HANZEHREMAH
Bir düşünsene yüceler yücesi Allah
Bizi kulları etmekle şereflendirmiş
Yoktan var etmekle onurlandırmış
Sayısız nimetiyle ayaktayız ey can
Sonsuz kusursuz Rabbimizi tanımaktan
Daha muhteşem ne olabilir ey Masiva!
Sayısız ihsanların üstünde yüzüyoruz
İçimizde evrenler, dışımızda evrenler!
Teşekkür et şükredebildiğin için bile!
Bir düşünsene eşref-i mahlukatı insan
Alçaklar alçağına düşen yine nice insan
Yaşamak savaşmaktır gardını düşürme
Kötüler gecesinde bir hilaldir iyiler
Bir düşünsene yürek çıldıracak gibi ey
Öyle bir Rabbin kuluyum ki daha ne isterim!

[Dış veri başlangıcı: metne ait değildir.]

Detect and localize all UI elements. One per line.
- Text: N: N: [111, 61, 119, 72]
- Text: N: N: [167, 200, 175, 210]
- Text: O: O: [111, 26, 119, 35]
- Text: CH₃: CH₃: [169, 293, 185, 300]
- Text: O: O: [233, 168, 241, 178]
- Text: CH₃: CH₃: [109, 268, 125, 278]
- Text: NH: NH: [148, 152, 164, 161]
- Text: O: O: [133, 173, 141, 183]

Rızasına ermektir en muhteşem başarı!
En görkemli hürriyet O’na köle olmaktır.
Cümlemiz aciz kalır O’nu anlatmaklara…
Alemler kalem olsa yetmez hiçbir mürekkeb!
O yine kendisini anlattığı gibidir!
O’nu yine yalnızca kendisi bilebilir.
1444
SEMAHİYAH
Alçakları alçaklığıyla başbaşa bırak
Sen yüceye bak, gördükçe yüksel ey cevher
Güzelliği yaratandan daha güzeli yoktur!
İhtişamı yaratandan daha muhteşemi yok!
Teslim ol ve boyun eğ: sonsuz mutluluğa er…
O kusursuz huzura kavuş muhabbetiyle
Mukaddes rızasıyla ulaş tamamlanışa
Dinsin yarım kalmanın hazin çağlayanları
Dünyaların dolduramayacağı boşluğun
Sonuna kadar dolsun ilahi hoşnutlukla
Anne, kardeş, evlat, yar! Sevdiğini O verdi!
Katrilyonlarca ihsan içinde yüzer ömrün
Farkına var göklerin, kurtul sığ zindanlardan!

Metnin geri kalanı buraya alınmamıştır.